[LL] “The next book was the oddest of the lot. I suppose you could blame Robert Pirsig for starting the ‘Zen and…’ craze with his 1974 Zen and the Art of Motorcycle Maintenance: An Inquiry into Values, but at least Zen applies a thousand times more to poker than it does to motorcycles. For a certain subset of poker players, Zen and the Art of Poker: Timeless Secrets to Transform Your Game could provide very useful instruction. For a lot less than a single session with a poker mind coach, players can learn how to coexist peacefully with the game of poker.”
[RR] “You mean like the love-hate relationship I have with it?” Roderick the Rock asked.
[LL] “Not exactly. But for those who struggle with tilt, tend toward impatience, or suffer from negativity when things go wrong, the sutras of Zen can help. Larry Phillips somehow takes a few simple Zen ideas and creatively expands them into a hundred poker rules and 170 pages of advice. For example, his first poker rule is about playing tightly: ‘Learn to use inaction as a weapon.’ So is his second (‘Don’t get irritated or angered by long sessions of folding’). And his third, fourth, fifth, …, and nine pages later, his fifteenth (‘Begin by playing tight, but don’t forget to stay tight’).

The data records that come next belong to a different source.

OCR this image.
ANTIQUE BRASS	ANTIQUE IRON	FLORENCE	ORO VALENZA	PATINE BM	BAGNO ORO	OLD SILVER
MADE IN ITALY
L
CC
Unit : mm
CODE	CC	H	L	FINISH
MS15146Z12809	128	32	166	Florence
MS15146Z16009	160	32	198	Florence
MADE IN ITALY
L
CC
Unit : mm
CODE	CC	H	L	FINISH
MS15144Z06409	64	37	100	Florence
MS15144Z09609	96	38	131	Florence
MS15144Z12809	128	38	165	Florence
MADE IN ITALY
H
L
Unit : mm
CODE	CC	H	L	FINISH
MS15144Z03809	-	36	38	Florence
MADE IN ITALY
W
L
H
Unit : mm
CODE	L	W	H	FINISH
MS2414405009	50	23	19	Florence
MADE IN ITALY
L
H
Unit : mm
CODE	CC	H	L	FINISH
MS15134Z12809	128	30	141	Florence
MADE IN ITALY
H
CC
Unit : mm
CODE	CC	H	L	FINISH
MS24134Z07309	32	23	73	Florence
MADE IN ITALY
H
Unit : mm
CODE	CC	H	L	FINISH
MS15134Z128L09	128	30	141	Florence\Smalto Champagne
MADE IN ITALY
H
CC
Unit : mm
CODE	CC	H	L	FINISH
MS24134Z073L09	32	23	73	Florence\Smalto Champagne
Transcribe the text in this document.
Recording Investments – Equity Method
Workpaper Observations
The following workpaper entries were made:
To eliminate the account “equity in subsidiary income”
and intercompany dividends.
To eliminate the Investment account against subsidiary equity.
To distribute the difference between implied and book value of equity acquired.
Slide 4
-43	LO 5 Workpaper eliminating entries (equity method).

If you learn best by repetition, Phillips is your kind of author. If you don’t like to be told what to do over and over again, you can just read the first page of each of the 27 chapters and not miss much.
Phillips’s advice is at least mostly harmless, but he does stray occasionally, like Poker Rule #32: ‘Learn how to avoid a losing streak.’ Had this meant avoiding tilt, finding a softer game, or something like that, it would have been fine. But that’s not what he means; he goes on to say, ‘watch for any clues that you might be getting cold’. Apparently he read Super System and only remembered the worst parts of it because 31 pages later, he also claims, ‘Longtime, experienced card players believe in the bunching of luck. They have seen it. They have felt it.’1
More than halfway through the book, he realizes that he’s taught you how to blind away your stack, so he throws in a chapter on aggression. Unfortunately, this chapter includes not a single Zen quote. Sun Tzu’s Art of War gets the call instead.2 I’m pretty sure that would have made a better basis for a poker book.”
[SS] “It was”, Stan the Stat confirmed. “David Apostolico wrote Tournament Poker and the Art of War in 2005.”
[LL] “One of the later chapters is about why you shouldn’t whine about your bad luck. That’s Zen at least. Then he closes with a completely unrelated appendix on using computer software to improve your poker. He must have had a page count target to reach.
To be fair, I’ve omitted some good Zen quotes3 and useful poker advice from the book, albeit not much, but I really wanted to make sure you don’t repeat my mistake and actually read this book, whose best use, since it’s too light to be a doorstop, would be in a white elephant gift exchange among poker players.”
|Title||Zen and the Art of Poker: Timeless Secrets to Transform Your Game|
|Author||Larry W. Phillips|
|Pros||Provides some good advice for any player prone to tilting, impatience, or whining. Applicable to any type of poker.|
|Cons||High level advice from a non-pro.4 Much longer than it needs to be because of significant repetition.|
- This faulty idea returns in the 25th chapter, “Bad Luck and Losing”, as his 100th and final Poker Rule: “Make sure you know when you’re on a cold streak.” Of course hot and cold streaks exist, but you never know when they’re going to end, so there’s nothing to adjust for except possibly your opponents attitudes toward your current streak.
- Chuck Norris’s book, The Secret Power Within: Zen Solutions to Real Problems, is also referenced in this chapter.
- If you’ve managed to make it this far through the review, enjoy some of the best quotes in the book:
- “Wait for a good pitch to hit.” — Ted Williams. [After four bad pitches in baseball, you’re awarded first base. There’s no direct reward in poker, although hand selection is an important part of almost every poker variant.]
- “Pride means the end of wisdom.” — Japanese proverb. [Even the best poker players need to keep improving.]
- “Everything that happens, and above all what happens to me, should be observed impartially, as though on the deepest level it did not concern me.” — Eugen Herrigel, The Method of Zen, 1974. [Excellent anti-tilt advice.]
- “You are called samurai. Should you not be ready to die?” — Zen master Hakuin. [If losing your stack, especially in a tournament, equals death, then this is very apt. You can’t play poker well if you’re afraid all the time.]
- Phillips’s major poker credential is his minor and unsubstantiatable claim to have “placed second in the 1997 Wisconsin State Poker Tournament”. Every Google hit on the event, even without specifying a year, points to his book.